Your Research Process
Each research effort may vary somewhat in the approach based on the methodology used, however, most will contain most of the following steps:
- Problem/Opportunity Identification (POI): This often comes in the form of identifying something that has occurred, wanting to understand how to capitalize on an opportunity.
- Resource Review: This can be as broad and varied as the types of POIs you develop. As you conduct a resource review consider everything from internet resources, academic journals, subject matter experts, etc.
- Update Your POI: After doing some research you may want to clarify the problem you are trying to research or the opportunity you are looking into.
- Common Terminology: Outline and define all of your research content in understandable terms.
- Who/What/Where: Define clearly the parameters of your research subject(s)
- Methodology: Clearly define how you will be conducting your research to ensure that the information your research and gather is as unbiased as possible.
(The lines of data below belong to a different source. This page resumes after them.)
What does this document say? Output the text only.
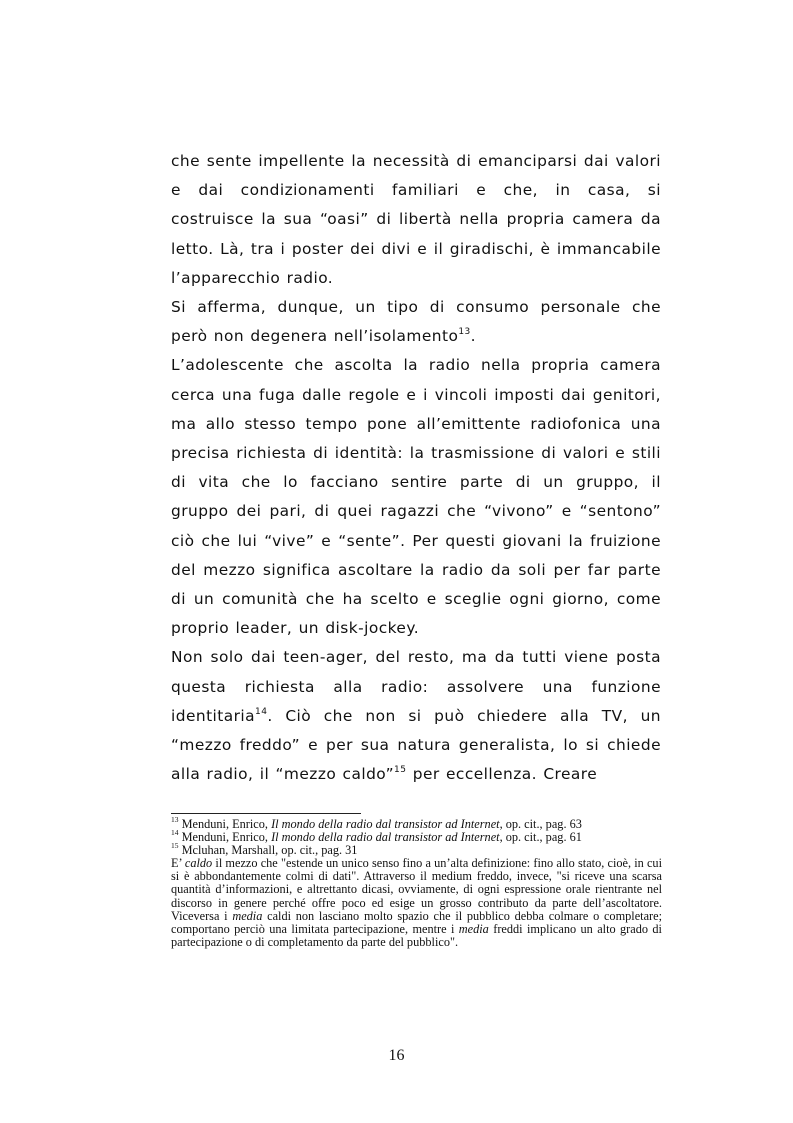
che sente impellente la necessità di emanciparsi dai valori e dai condizionamenti familiari e che, in casa, si costruisce la sua “oasi” di libertà nella propria camera da letto. Là, tra i poster dei divi e il giradischi, è immancabile l’apparecchio radio.

Si afferma, dunque, un tipo di consumo personale che però non degenera nell’isolamento$^{13}$.

L’adolescente che ascolta la radio nella propria camera cerca una fuga dalle regole e i vincoli imposti dai genitori, ma allo stesso tempo pone all’emittente radiofonica una precisa richiesta di identità: la trasmissione di valori e stili di vita che lo facciano sentire parte di un gruppo, il gruppo dei pari, di quei ragazzi che “vivono” e “sentono” ciò che lui “vive” e “sente”. Per questi giovani la fruizione del mezzo significa ascoltare la radio da soli per far parte di un comunità che ha scelto e sceglie ogni giorno, come proprio leader, un disk-jockey.

Non solo dai teen-ager, del resto, ma da tutti viene posta questa richiesta alla radio: assolvere una funzione identitaria$^{14}$. Ciò che non si può chiedere alla TV, un “mezzo freddo” e per sua natura generalista, lo si chiede alla radio, il “mezzo caldo”$^{15}$ per eccellenza. Creare

$^{13}$ Menduni, Enrico, Il mondo della radio dal transistor ad Internet, op. cit., pag. 63

$^{14}$ Menduni, Enrico, Il mondo della radio dal transistor ad Internet, op. cit., pag. 61

$^{15}$ Mcluhan, Marshall, op. cit., pag. 31

E’ caldo il mezzo che "estende un unico senso fino a un’alta definizione: fino allo stato, cioè, in cui si è abbondantemente colmi di dati". Attraverso il medium freddo, invece, "si riceve una scarsa quantità d’informazioni, e altrettanto dicasi, ovviamente, di ogni espressione orale rientrante nel discorso in genere perché offre poco ed esige un grosso contributo da parte dell’ascoltatore. Viceversa i media caldi non lasciano molto spazio che il pubblico debba colmare o completare; comportano perciò una limitata partecipazione, mentre i media freddi implicano un alto grado di partecipazione o di completamento da parte del pubblico".

16
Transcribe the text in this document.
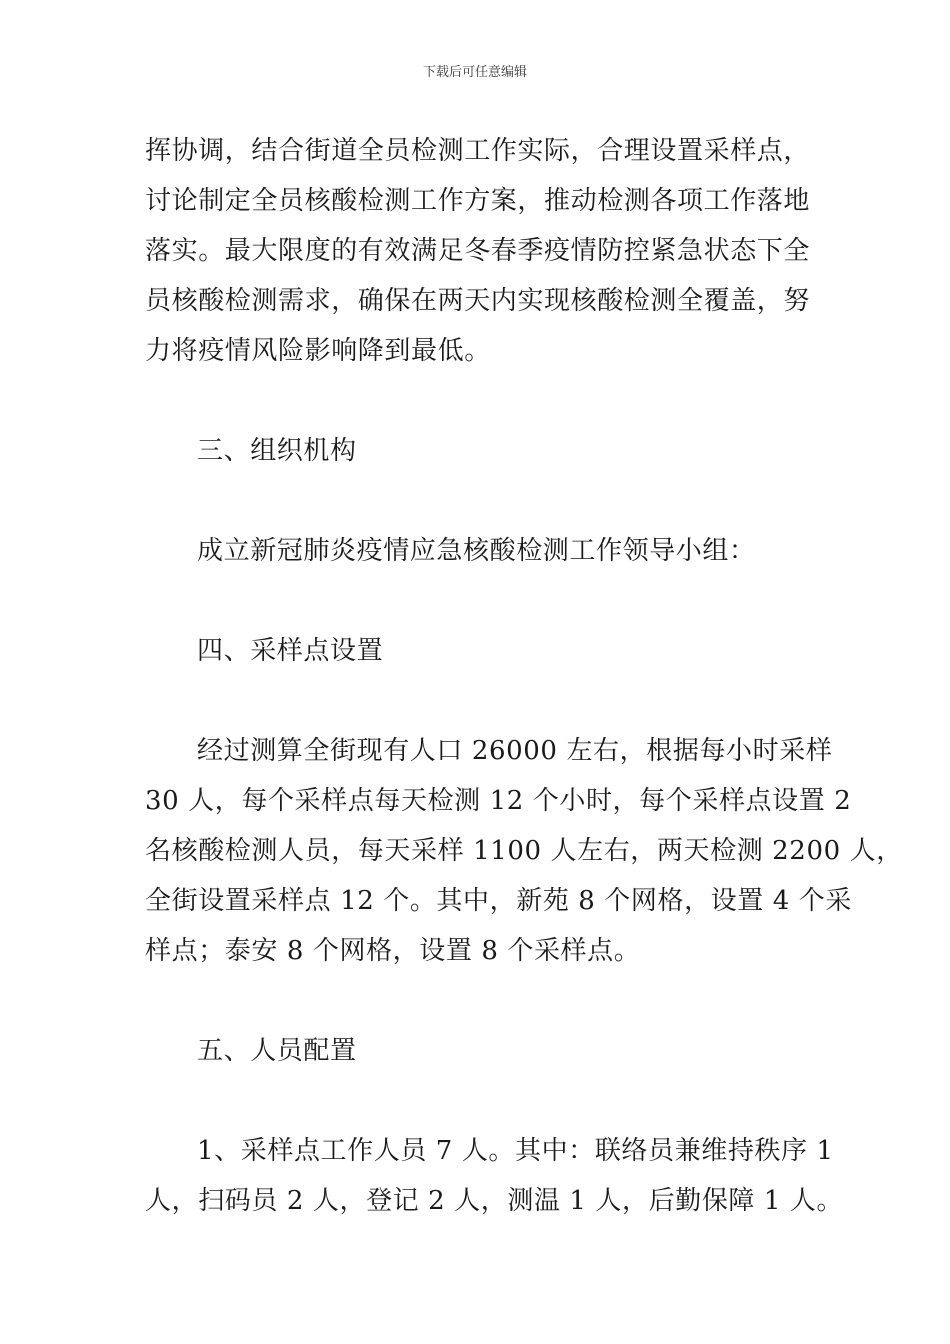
下载后可任意编辑

挥协调，结合街道全员检测工作实际，合理设置采样点，
讨论制定全员核酸检测工作方案，推动检测各项工作落地
落实。最大限度的有效满足冬春季疫情防控紧急状态下全
员核酸检测需求，确保在两天内实现核酸检测全覆盖，努
力将疫情风险影响降到最低。

三、组织机构

成立新冠肺炎疫情应急核酸检测工作领导小组：

四、采样点设置

经过测算全街现有人口 26000 左右，根据每小时采样
30 人，每个采样点每天检测 12 个小时，每个采样点设置 2
名核酸检测人员，每天采样 1100 人左右，两天检测 2200 人，
全街设置采样点 12 个。其中，新苑 8 个网格，设置 4 个采
样点；泰安 8 个网格，设置 8 个采样点。

五、人员配置

1、采样点工作人员 7 人。其中：联络员兼维持秩序 1
人，扫码员 2 人，登记 2 人，测温 1 人，后勤保障 1 人。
- Data Collection: Gather as much information on your research subject(s) as possible to aid in the analysis of your data.
- Analysis: Conduct the types of analysis that are necessary to aid the research results. As spoken to early research is very closely tied to analytical decision-making.
- Interpretation: As part of your research you may be interpreting the results for a summary to your audience.
- Conclusion/Recommendation: This may or may not be a step in each research project. It is recommended that the researcher provide any conclusions or recommendations they have from their involvement with the research as it relates to the Problem/Opportunity Identification (POI) identified at the beginning of the research process.
Building an expectation of research-based decision-making will take time and effort. Once incorporated into your culture you can expect that initiatives will be well thought out with various options considered and positioned for optimal success.